Monday April 25, 2011 | 03:27 PM
Sen. Olympia Snowe says federal regulators need to be fair to Maine fishermen in setting the 2011 tuna quota levels.
The Maine Republican plans to speak at a federal hearing tonight in Portland, at the Holiday Inn By the Bay, to express her concern that the National Marine Fisheries Service’s planned quota for the upcoming fishing season is “overly cautious.”
Snowe’s office says that under a new rule proposed by the federal fisheries regulators, the 2011 total U.S. quota for tuna would be 948.7 metric tons, a nearly 3 percent reduction from the 2010 quota. But practically speaking, the haul would be further limited – to less than 859 metric tons - by increases in the “dead discard” and “under harvest” estimates, her office said.

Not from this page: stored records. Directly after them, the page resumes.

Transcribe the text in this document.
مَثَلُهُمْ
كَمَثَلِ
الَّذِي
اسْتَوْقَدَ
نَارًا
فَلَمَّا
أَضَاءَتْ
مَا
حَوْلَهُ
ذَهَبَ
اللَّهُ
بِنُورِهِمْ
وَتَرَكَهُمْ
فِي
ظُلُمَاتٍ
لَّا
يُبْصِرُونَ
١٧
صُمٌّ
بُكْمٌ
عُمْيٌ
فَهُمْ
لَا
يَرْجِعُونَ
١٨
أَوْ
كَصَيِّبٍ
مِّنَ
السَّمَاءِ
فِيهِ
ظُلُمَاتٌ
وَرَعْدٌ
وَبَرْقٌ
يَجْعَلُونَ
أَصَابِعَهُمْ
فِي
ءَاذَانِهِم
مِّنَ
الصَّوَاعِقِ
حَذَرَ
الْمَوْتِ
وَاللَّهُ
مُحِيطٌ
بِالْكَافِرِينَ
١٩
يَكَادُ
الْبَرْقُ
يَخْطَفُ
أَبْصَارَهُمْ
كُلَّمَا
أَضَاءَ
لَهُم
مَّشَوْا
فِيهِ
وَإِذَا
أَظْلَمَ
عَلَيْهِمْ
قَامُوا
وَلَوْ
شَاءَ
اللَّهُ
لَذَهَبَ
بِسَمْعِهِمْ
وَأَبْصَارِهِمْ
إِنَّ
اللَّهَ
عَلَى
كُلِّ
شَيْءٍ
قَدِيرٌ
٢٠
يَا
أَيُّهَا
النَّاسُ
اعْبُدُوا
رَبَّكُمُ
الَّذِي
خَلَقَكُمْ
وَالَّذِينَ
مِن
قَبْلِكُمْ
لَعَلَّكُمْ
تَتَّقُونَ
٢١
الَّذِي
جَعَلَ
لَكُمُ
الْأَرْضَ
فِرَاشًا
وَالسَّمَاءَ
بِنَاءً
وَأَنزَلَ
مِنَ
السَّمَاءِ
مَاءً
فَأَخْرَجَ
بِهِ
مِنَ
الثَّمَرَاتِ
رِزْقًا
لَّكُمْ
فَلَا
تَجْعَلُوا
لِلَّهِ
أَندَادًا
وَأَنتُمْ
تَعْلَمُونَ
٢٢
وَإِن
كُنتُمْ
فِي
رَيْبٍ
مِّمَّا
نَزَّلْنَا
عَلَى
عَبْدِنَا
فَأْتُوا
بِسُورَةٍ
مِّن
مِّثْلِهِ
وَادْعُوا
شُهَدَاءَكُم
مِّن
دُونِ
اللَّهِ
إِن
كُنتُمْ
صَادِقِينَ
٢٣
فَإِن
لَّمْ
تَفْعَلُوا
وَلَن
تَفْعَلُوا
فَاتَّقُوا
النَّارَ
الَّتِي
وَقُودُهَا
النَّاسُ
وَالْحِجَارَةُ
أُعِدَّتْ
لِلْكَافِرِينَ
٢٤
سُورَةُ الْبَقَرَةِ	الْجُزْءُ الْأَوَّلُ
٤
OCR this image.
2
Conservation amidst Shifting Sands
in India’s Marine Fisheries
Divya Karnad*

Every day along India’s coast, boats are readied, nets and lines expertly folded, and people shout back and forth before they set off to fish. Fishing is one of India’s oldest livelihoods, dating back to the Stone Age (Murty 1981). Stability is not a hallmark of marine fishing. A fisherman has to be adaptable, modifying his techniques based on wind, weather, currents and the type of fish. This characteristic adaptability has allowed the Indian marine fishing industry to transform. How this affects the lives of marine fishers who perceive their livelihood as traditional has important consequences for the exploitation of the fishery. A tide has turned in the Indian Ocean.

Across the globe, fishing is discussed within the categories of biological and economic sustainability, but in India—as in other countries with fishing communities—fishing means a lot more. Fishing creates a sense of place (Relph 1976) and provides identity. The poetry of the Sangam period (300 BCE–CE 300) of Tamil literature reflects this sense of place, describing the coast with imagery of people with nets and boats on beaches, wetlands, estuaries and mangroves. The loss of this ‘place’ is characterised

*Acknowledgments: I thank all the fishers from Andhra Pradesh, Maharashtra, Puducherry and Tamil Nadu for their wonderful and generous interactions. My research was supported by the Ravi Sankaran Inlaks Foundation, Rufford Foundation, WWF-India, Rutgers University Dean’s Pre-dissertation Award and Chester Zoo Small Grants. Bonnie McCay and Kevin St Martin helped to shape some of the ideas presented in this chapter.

Snowe said in a statement today that, “Based on recent assessments indicating the population of bluefin tuna in the western Atlantic is on the rise, NMFS should redouble its efforts to protect US fishermen from inequitable quotas and increase allocations for New England fishermen through the International Commission for the Conservation of Atlantic Tunas.”
Snowe is the top Republican on the Senate Commerce Committee’s subcommittee on oceans, atmosphere, fisheries and the Coast Guard.